Avvicinandosi ai miti della modernità, l’Uomo si è sempre di più allontanato dalla natura, dalle sue leggi e dai suoi equilibri, tanto che Papa Francesco scrive: «Così come succede quando ci innamoriamo di una persona, ogni volta che Francesco guardava il sole, la luna, gli animali più piccoli, la sua reazione era cantare, coinvolgendo nella sua lode tutte le altre creature. Egli entrava in comunicazione con tutto il creato, e predicava persino ai fiori e “li invitava a lodare e amare Iddio, come esseri dotati di ragione”. La sua reazione era molto più che un apprezzamento intellettuale o un calcolo economico, perché per lui qualsiasi creatura era una sorella, unita a lui con vincoli di affetto. Per questo si sentiva chiamato a prendersi cura di tutto ciò che esiste. […] Se noi ci accostiamo alla natura e all’ambiente senza questa apertura allo stupore e alla meraviglia, se non parliamo più il linguaggio della fraternità e della bellezza nella nostra relazione con il mondo, i nostri atteggiamenti saranno quelli del dominatore, del consumatore o del mero sfruttatore delle risorse naturali, incapace di porre un limite ai suoi interessi immediati. Viceversa, se noi ci sentiamo intimamente uniti a tutto ciò che esiste, la sobrietà e la cura scaturiranno in maniera spontanea. La povertà e l’austerità di san Francesco non erano un ascetismo solamente esteriore, ma qualcosa di più radicale: una rinuncia a fare della realtà un mero oggetto di uso e di dominio».

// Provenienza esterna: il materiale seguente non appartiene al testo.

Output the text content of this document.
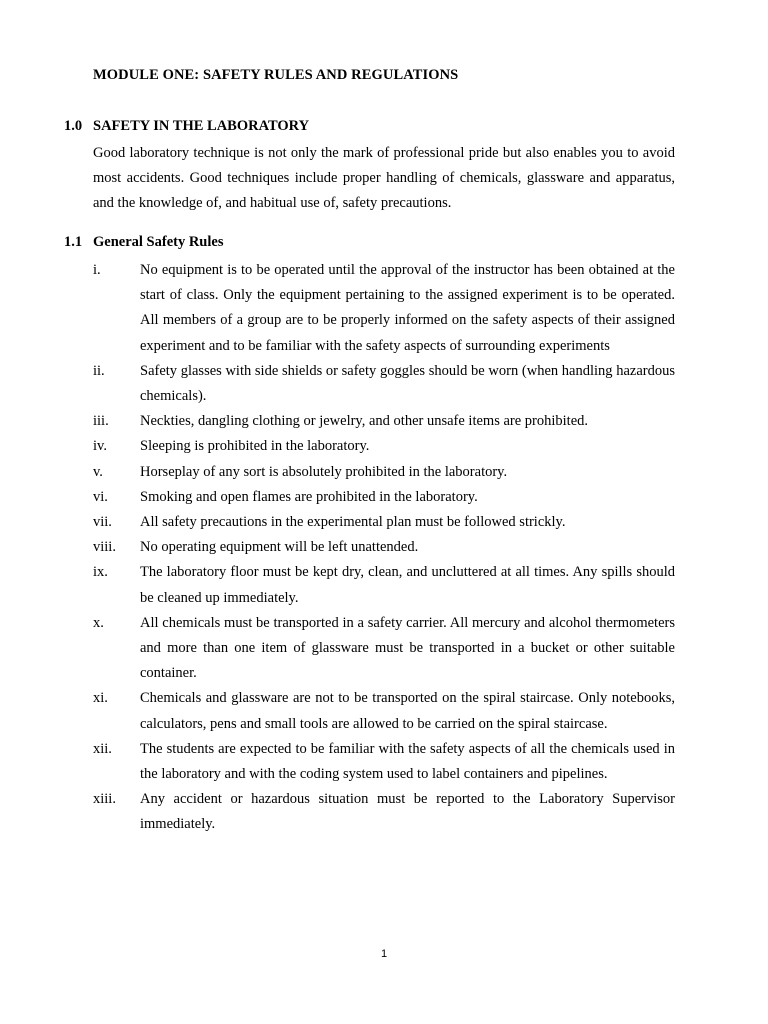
MODULE ONE: SAFETY RULES AND REGULATIONS
1.0 SAFETY IN THE LABORATORY
Good laboratory technique is not only the mark of professional pride but also enables you to avoid most accidents. Good techniques include proper handling of chemicals, glassware and apparatus, and the knowledge of, and habitual use of, safety precautions.
1.1 General Safety Rules
i.	No equipment is to be operated until the approval of the instructor has been obtained at the start of class. Only the equipment pertaining to the assigned experiment is to be operated. All members of a group are to be properly informed on the safety aspects of their assigned experiment and to be familiar with the safety aspects of surrounding experiments
ii.	Safety glasses with side shields or safety goggles should be worn (when handling hazardous chemicals).
iii.	Neckties, dangling clothing or jewelry, and other unsafe items are prohibited.
iv.	Sleeping is prohibited in the laboratory.
v.	Horseplay of any sort is absolutely prohibited in the laboratory.
vi.	Smoking and open flames are prohibited in the laboratory.
vii.	All safety precautions in the experimental plan must be followed strickly.
viii.	No operating equipment will be left unattended.
ix.	The laboratory floor must be kept dry, clean, and uncluttered at all times. Any spills should be cleaned up immediately.
x.	All chemicals must be transported in a safety carrier. All mercury and alcohol thermometers and more than one item of glassware must be transported in a bucket or other suitable container.
xi.	Chemicals and glassware are not to be transported on the spiral staircase. Only notebooks, calculators, pens and small tools are allowed to be carried on the spiral staircase.
xii.	The students are expected to be familiar with the safety aspects of all the chemicals used in the laboratory and with the coding system used to label containers and pipelines.
xiii.	Any accident or hazardous situation must be reported to the Laboratory Supervisor immediately.
1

L’Uomo è parte della Natura.
Ne è davvero il dominus.
Ma questo significa che ne è responsabile, che ha il preciso dovere di proteggerla, amarla e preservala, senza limitarsi al un cieco sfruttamento: solo se tornerà a capire che si può pensare di vivere solo come parte della Natura, l’umanità potrà progredire. Diversamente, l’avidità spingerà a distruggere, bruciare ogni risorsa, all’inseguimento di una ricchezza che non porta vera felicità.

«A cosa serve avere uno yatch da 25 metri se poi navighiamo in un mare di plastica?».

San Francesco chiedeva che nel convento si lasciasse sempre una parte dell’orto non coltivata, perché vi crescessero le erbe selvatiche, in modo che quanti le ammirassero potessero elevare il pensiero a Dio, autore di tanta bellezza.
Il mondo è qualcosa di più che un problema da risolvere, è un mistero gaudioso da contemplare nella letizia e nella lode.